Full disclosure, I have not read the memoir, so my reactions are based on the movie that features tremendous performances from Chiwetel Ejiofor and Michael Fassbender, as well as newcomer Lupita Nyong’o.  It is not for the faint of heart, as it is unrelenting in the brutality and violence that it portrays very realistically (and certainly not appropriate for small children).  As one reviewer noted, it makes Roots look positively tame.  Director Steve McQueen has taken some criticism for dwelling on the violence more than the book does, and for portraying some of the white characters less charitably than Solomon Northup did.  Considering 19th-century writing conventions, as well as the original audience for the book, I felt that McQueen was entirely justified in applying a 21st century lens to the saga.  (I also am amazed at how easy it is for modern audiences to live with violence as entertainment, but once it is actually supposed to make the audience uncomfortable, it generally meets criticism for being “over the top.”  But that’s another blog.)  From what I understand, the film is faithful to the book, and while the telling may be more explicit than 19th century publishers would allow, I’m not aware that there are any inaccuracies in the film.

As harrowing as the violence was to watch, my greater horror and discouragement was when Edwin Epps (Northup’s second owner) read passages from the Bible to his slaves to justify their slavery.  While this was far from the first occasion over the millenia of human history that interpretations of holy writ have been used to justify oppression, witnessing this spiritual abuse was as hard for me as the noose or whiplash.  I’m not sure if it made it better or worse for Solomon to have the perspective of a formerly free man in America, to recognize the institutional monolith of slavery in the South, to know this was not the way of the entire world, and to feel powerless to escape it.  But at least he knew that, despite Epps’ attempts to sow despair via scripture, slavery was not the natural order.  That knowledge had to have sustained him and allowed him to keep looking for opportunities to regain his freedom.

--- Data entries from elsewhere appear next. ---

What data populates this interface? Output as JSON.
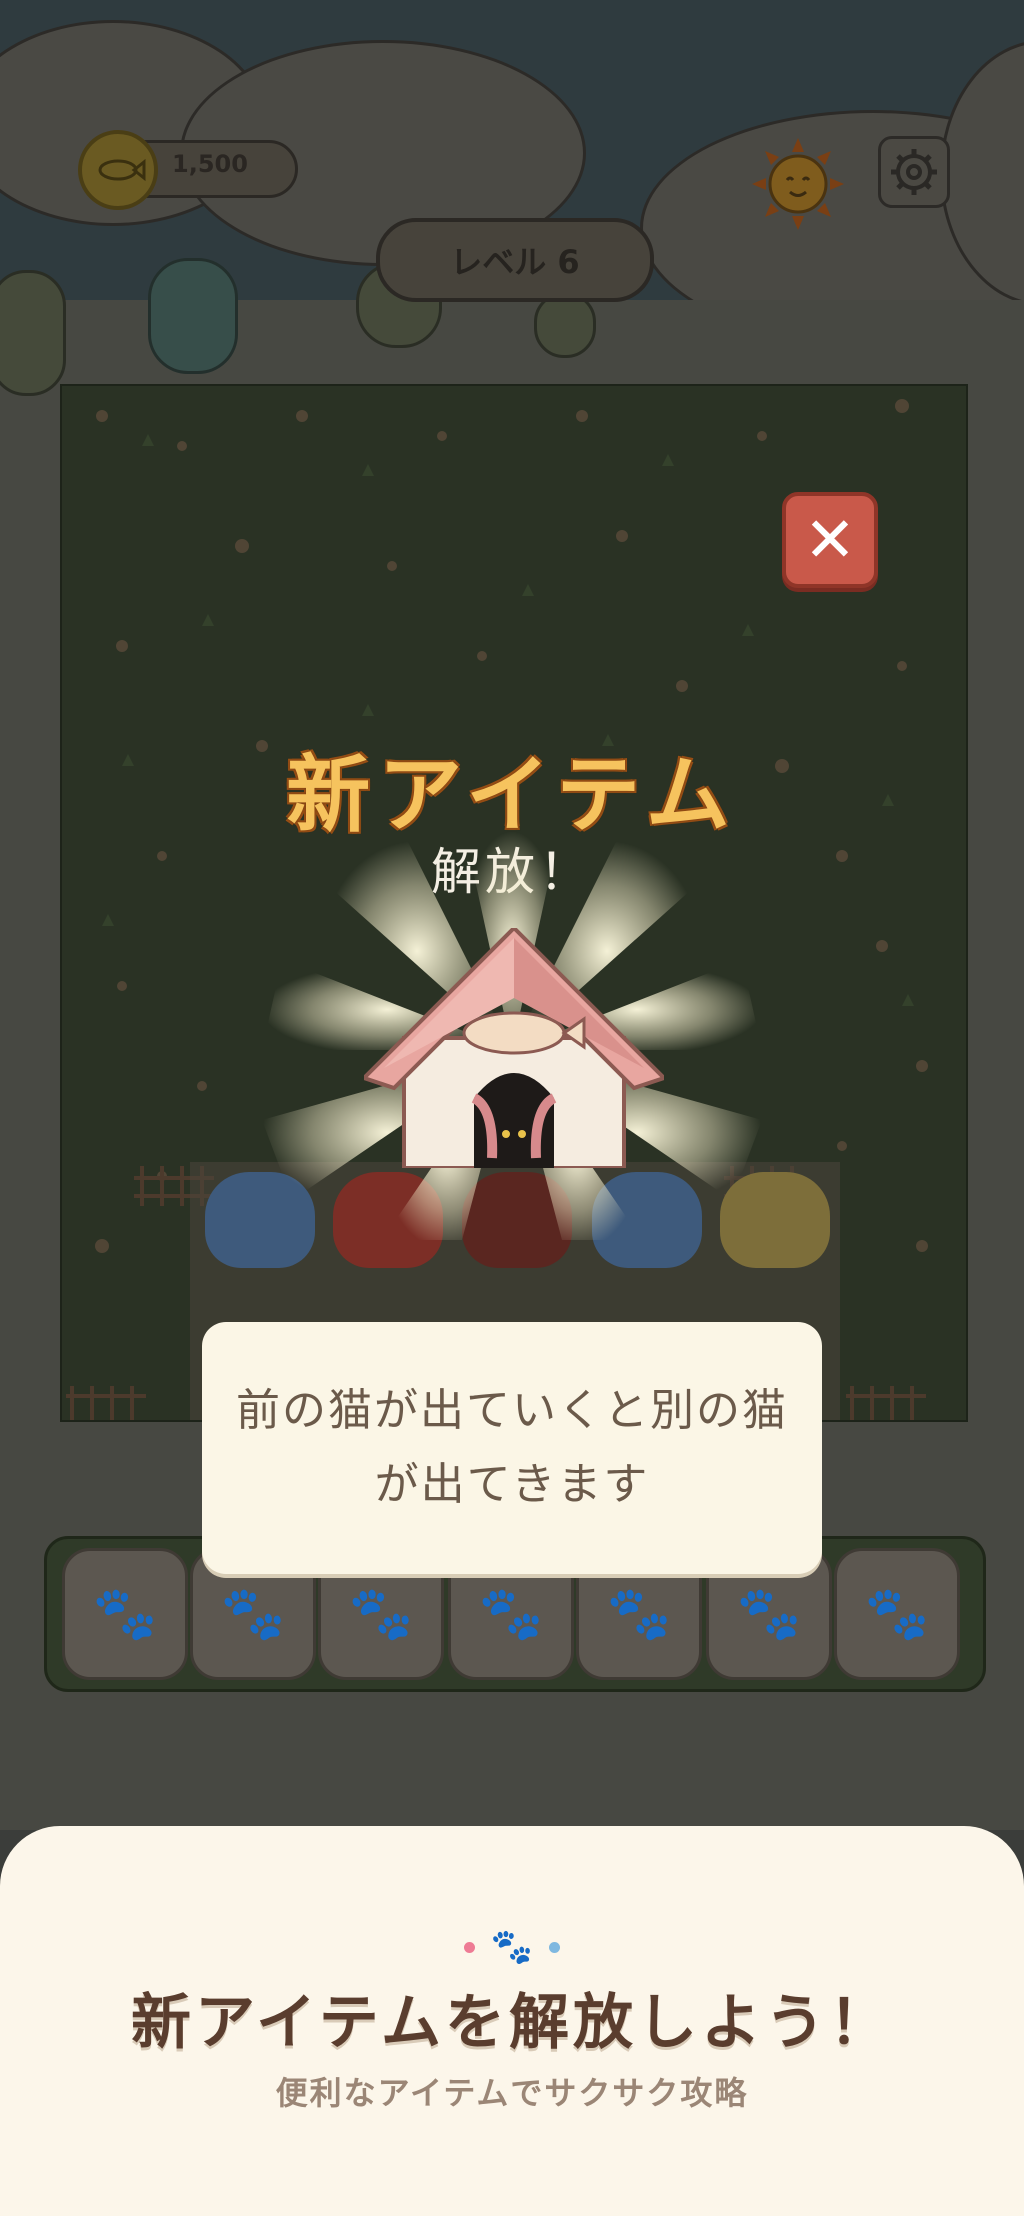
{
  "hud": {
    "coins": "1,500",
    "level": "レベル 6"
  },
  "overlay": {
    "title": "新アイテム",
    "subtitle": "解放！",
    "tooltip_line1": "前の猫が出ていくと別の猫",
    "tooltip_line2": "が出てきます",
    "close_icon": "close-icon",
    "item_icon": "cat-house-icon"
  },
  "tray": {
    "slot_icon": "paw-icon",
    "slots": 7
  },
  "cats": [
    {
      "color": "#3e5a7c"
    },
    {
      "color": "#7c2e26"
    },
    {
      "color": "#6a2a24"
    },
    {
      "color": "#3e5a7c"
    },
    {
      "color": "#7d6e3a"
    }
  ],
  "promo": {
    "title": "新アイテムを解放しよう！",
    "subtitle": "便利なアイテムでサクサク攻略",
    "accent_pink": "#ee7b94",
    "accent_blue": "#7fb8e0"
  }
}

The most stirring scene for me was the funeral of another slave, where  Solomon stands silent amid the other slaves as they sing a spiritual.  We see the struggle on his face as he chokes on his anger and despair, then slowly joins in, channelling all of that suffering into the power of the song.  The scene flashed me back to my college days when I took a course on Religion in Black America, which took us through the slavery era and how religious faith was a key component in holding together any sense of community among slaves.  One day, a young woman said with some consternation, “With all that happened to them, I don’t understand how they could continue to believe in God!”  Without missing a beat, the instructor said, “I think you’re laboring under the very modern Western notion that God owes you something.”  The funeral scene somehow echoed that classroom exchange for me, as Solomon seemed to struggle with that very crisis.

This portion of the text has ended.